Srinivas Reddy, a Silicon Valley-based software engineer, said the official narrative in the US seemed to caricature Indian technology workers in the US as easily replaceable.

“That’s just rhetoric to pander to their antiglobalisation base... even Trump’s closest advisers and the president himself know most of the Indians here are doing work that’s specialised. You need the Indians because there aren’t enough local software engineers,” he said.

The H-1B visa grants right of abode for an initial period of three years, which can be extended to six years. The clampdown this week in the three English-speaking countries follows recent visa restrictions imposed by Britain and Singapore, industry observers say.

Employees work on computers at the Wizeline office in Guadalajara, Mexico. Guadalajara's Governor Aristoteles Sandoval has been making his pitch to Silicon Valley, selling what he considers the world's second-best technology nerve centre to the likes of Facebook and Tesla. If you can't import the talent you need, Sandoval has been telling them, there's a way around the problem in Guadalajara. Photo: Bloomberg

NASSCOM, India’s leading IT sector lobby group, said in early April that the issuance of Singaporean skilled worker visas to Indian nationals had “reduced to a trickle” amid pressures in the tiny Southeast Asian island nation to slow down immigration.

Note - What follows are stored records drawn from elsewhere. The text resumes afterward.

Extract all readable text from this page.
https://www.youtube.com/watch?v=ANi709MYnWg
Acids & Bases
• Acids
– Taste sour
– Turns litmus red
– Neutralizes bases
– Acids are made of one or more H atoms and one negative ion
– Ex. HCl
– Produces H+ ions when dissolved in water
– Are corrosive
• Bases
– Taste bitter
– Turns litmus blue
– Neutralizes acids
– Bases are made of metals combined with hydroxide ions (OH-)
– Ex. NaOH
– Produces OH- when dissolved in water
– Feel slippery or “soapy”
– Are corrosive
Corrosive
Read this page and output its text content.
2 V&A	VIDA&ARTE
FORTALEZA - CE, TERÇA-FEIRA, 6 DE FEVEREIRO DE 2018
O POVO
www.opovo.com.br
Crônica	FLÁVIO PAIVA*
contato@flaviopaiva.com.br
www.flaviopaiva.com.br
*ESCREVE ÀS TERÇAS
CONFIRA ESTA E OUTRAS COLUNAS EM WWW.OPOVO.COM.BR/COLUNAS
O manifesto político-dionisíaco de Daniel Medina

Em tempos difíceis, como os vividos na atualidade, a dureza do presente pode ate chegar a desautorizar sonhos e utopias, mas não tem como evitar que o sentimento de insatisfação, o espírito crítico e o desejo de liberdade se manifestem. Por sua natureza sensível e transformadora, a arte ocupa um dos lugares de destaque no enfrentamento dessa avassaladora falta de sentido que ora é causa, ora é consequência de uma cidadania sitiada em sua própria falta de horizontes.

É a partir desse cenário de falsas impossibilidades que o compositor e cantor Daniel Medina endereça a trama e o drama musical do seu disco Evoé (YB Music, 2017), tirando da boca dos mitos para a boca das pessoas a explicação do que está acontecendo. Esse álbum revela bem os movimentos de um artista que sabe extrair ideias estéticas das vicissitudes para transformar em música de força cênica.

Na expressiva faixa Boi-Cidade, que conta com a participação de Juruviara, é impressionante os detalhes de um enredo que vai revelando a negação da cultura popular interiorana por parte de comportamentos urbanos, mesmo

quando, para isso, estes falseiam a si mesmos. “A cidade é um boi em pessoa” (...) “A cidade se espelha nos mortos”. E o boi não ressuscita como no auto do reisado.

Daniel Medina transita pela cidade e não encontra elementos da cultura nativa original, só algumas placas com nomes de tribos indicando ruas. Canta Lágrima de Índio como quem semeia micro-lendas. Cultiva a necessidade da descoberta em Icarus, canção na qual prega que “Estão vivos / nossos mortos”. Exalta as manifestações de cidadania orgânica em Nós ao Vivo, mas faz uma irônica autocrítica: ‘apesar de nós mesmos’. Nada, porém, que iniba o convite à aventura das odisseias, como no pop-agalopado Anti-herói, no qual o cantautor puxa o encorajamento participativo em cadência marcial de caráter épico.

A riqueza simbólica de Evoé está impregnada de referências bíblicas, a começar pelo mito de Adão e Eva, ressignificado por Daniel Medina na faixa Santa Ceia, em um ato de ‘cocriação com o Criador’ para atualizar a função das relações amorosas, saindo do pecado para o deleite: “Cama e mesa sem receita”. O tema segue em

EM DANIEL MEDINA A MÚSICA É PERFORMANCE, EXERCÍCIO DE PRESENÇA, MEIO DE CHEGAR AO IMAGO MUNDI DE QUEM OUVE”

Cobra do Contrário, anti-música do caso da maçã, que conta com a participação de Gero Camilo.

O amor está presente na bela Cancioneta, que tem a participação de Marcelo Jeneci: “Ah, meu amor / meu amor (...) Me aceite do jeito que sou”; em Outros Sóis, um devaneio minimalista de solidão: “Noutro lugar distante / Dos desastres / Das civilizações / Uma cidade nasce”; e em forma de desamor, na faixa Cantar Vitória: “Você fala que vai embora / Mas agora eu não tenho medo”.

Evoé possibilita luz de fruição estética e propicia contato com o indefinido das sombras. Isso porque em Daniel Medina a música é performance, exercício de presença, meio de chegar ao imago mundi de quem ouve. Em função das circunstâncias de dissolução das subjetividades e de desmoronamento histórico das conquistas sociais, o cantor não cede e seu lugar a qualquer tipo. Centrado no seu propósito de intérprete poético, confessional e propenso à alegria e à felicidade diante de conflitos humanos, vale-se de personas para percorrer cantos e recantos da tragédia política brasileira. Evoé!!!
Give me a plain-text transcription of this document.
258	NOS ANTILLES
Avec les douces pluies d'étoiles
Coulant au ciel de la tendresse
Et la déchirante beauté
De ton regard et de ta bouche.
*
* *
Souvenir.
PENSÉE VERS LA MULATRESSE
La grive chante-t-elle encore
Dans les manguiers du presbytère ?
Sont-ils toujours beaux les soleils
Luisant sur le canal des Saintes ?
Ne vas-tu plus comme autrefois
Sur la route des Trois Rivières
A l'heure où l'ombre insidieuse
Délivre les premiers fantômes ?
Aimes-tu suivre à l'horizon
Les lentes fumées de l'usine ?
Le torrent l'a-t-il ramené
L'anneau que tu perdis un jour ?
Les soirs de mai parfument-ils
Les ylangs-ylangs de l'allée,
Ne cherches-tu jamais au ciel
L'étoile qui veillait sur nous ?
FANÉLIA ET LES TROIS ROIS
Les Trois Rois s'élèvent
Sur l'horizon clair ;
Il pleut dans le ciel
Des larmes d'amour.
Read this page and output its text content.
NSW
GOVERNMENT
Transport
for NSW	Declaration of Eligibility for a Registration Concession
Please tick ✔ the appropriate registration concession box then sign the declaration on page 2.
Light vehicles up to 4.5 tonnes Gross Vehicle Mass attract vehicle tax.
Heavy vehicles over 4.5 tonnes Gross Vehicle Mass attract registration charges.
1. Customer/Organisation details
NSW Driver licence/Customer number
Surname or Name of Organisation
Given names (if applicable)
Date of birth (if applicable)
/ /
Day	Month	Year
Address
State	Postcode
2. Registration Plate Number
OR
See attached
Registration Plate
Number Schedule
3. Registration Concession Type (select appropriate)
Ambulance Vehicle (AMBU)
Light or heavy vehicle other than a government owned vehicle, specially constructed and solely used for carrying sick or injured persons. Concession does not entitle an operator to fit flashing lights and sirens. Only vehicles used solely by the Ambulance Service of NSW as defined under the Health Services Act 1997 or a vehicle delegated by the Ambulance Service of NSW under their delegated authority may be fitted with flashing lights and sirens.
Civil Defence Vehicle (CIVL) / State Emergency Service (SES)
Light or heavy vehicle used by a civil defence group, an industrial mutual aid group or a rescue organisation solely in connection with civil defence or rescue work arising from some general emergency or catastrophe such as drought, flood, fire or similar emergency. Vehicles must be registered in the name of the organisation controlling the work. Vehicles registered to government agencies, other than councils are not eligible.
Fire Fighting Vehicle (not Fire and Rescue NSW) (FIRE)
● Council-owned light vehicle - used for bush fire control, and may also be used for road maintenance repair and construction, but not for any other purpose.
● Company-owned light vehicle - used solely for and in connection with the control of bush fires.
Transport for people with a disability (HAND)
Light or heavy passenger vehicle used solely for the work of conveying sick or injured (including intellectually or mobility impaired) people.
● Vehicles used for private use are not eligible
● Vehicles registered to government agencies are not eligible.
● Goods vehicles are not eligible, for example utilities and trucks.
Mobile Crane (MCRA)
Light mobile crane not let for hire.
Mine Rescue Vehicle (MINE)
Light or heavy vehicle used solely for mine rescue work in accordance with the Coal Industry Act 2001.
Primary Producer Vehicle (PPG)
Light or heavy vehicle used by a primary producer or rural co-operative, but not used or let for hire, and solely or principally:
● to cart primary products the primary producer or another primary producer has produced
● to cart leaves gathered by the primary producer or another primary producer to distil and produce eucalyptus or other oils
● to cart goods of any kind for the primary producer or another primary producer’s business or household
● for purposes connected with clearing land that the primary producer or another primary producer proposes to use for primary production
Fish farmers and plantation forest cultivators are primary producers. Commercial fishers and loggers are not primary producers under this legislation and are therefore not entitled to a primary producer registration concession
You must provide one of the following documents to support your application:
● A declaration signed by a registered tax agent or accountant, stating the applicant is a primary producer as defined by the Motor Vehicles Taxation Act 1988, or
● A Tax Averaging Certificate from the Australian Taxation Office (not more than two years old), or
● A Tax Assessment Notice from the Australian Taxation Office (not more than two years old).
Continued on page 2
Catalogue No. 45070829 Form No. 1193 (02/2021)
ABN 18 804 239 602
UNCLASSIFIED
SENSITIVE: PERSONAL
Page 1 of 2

Finance Minister Arun Jaitley, on a working visit to Washington last week, said he “strongly raised” the issue with the US Commerce Secretary Wilbur Ross on Friday.

Richard Rossow, an India-US relations expert at the Washington-based Centre for Strategic and International Studies, said the Indian government would not “risk taking a hard line with the Trump administration” on the H-1B issue.

“The US market is still relatively open on both trade and investment compared to India, and apart from IT services, India has a large surplus in goods trade,” Rossow said. “India will have a lot more to lose if trade tensions escalate to an uncomfortable level.”